If you haven’t heard of Bells & Robes, you probably aren’t familiar with Gainesville’s local music scene. Which, until recently, wouldn’t surprise me at all.
With the drop of their new EP “One Should See Sound,” however, my faith in the masses of students in Gainesville finally supporting not only their fellow students and peers, but also their friends, has been revitalized and renewed.
Most of the youth in Gainesville are familiar with packed, smoky nightclubs dancing and moving to all sorts of electronic music. Usually, it costs between $20-35 to attend such an event. But, with the help of Swamp Records and Grooveshark, Bells & Robes managed to pull off what seems to be impossible in the local music community; they packed a free show, which means more people than a small badass niche community are legitimately starting to care about the music being made in Gainesville.

Via: facebook.com
Luke Sipka and Dean Spaniol make up Bells & Robes, having formed after purchasing a record player together and agreeing on the summer solstice of 2012 to finish a musical project together by the subsequent winter solstice. The name, taken from a zen koan that says people should actualize sound and sight into one, embodies the philosophy the two take into making music.
Having played all over Florida and recently at the massive Imagine Festival in Atlanta, the EP release is only the latest in the group’s journey. With the help of Palo Santo, San Pellegrino and meditation, the two were able to finish up the tracks and come up with a title fitting to their music and their philosophy.
“Anyone can see sound,” Spaniol said of the EP title, “It’s the perception you get from music, especially when music doesn’t have any vocals.”
The seven tracks on the EP were chosen out of approximately 50 that the duo had been working on over the last year. Sipka stresses the idea of finding creative success in working through ideas and releasing the concept of what is “good” musically.
“It’s a very personal listen; it’s very reflective,” Spaniol said about the EP, “As you listen to it, everyone has those different memories that come about when you hear it.”
Perhaps the personal touch of the music of Bells & Robes explains the huge turnout at their release party (between 300-400 people strolled through and danced around the Motor Room that night), but their musical philosophy and the EP itself might be more representative in larger shifts in the local music scene.
Sipka went on to explain, saying, “When you listen to the right song, you can look at a tree and it’s the same tree you see every day, but it’s a completely different tree because of that song.”
Many of you might be scratching your heads at reading the last quote, wondering what it has to do with the Gainesville music community, so allow me to explain how the philosophy of Bells & Robes relates.

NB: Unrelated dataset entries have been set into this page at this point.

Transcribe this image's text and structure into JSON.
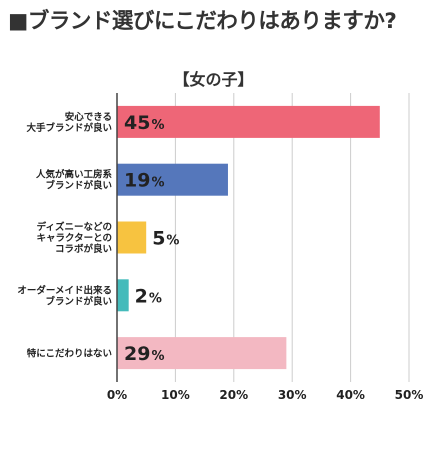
{
  "chart_data": {
    "type": "bar",
    "orientation": "horizontal",
    "title": "■ブランド選びにこだわりはありますか?",
    "subtitle": "【女の子】",
    "categories": [
      [
        "安心できる",
        "大手ブランドが良い"
      ],
      [
        "人気が高い工房系",
        "ブランドが良い"
      ],
      [
        "ディズニーなどの",
        "キャラクターとの",
        "コラボが良い"
      ],
      [
        "オーダーメイド出来る",
        "ブランドが良い"
      ],
      [
        "特にこだわりはない"
      ]
    ],
    "values": [
      45,
      19,
      5,
      2,
      29
    ],
    "value_labels": [
      "45",
      "19",
      "5",
      "2",
      "29"
    ],
    "value_suffix": "%",
    "colors": [
      "#ee6677",
      "#5577bb",
      "#f7c340",
      "#44bbbb",
      "#f3b8c2"
    ],
    "xlim": [
      0,
      50
    ],
    "x_ticks": [
      0,
      10,
      20,
      30,
      40,
      50
    ],
    "x_tick_labels": [
      "0%",
      "10%",
      "20%",
      "30%",
      "40%",
      "50%"
    ],
    "grid": true,
    "xlabel": "",
    "ylabel": ""
  }
}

Students in Gainesville often pass the music scene of the city without recognizing anything special, like passing the same tree on a walk to class every day. But one day on that walk, perhaps, you’re listening to the right song with all the right elements and you look up and see the sunlight hitting the leaves on that tree and it’s forever engrained in your mind and your soul as something beautiful and it becomes something special. Right now, all the right elements are in place for the music scene in Gainesville to become that wonderful, special tree. All we have to do is look up and see it.
Slowly, but surely, we’re opening our eyes.
While help from student government-run Swamp Records and Gainesville’s biggest startup to date Grooveshark has been instrumental in gaining support for local music, the actual music being created actually caters to more diverse audience then ever before. In a city that’s primarily known as the birthplace of Tom Petty and a punk haven for years, Gainesville musicians, perhaps now more than ever, are gaining support by making a wide variety of music that doesn’t fit any sort of collective genre or niche. With that wide variety of music and sound, local musicians are allowed to be more creative in what they produce rather than worry about catering to the mass number of students.
When I first got to UF, my idea of local music was a guy playing Oasis and Dispatch covers outside of Swamp. I’m proud to say my idea of local music has transformed dramatically over four years. As a proclaimed music snob, I expected a lot out of local music in a big college town, and finally, as I finish my time at UF, I’m happy to see I’m getting the diverse scene I always wanted.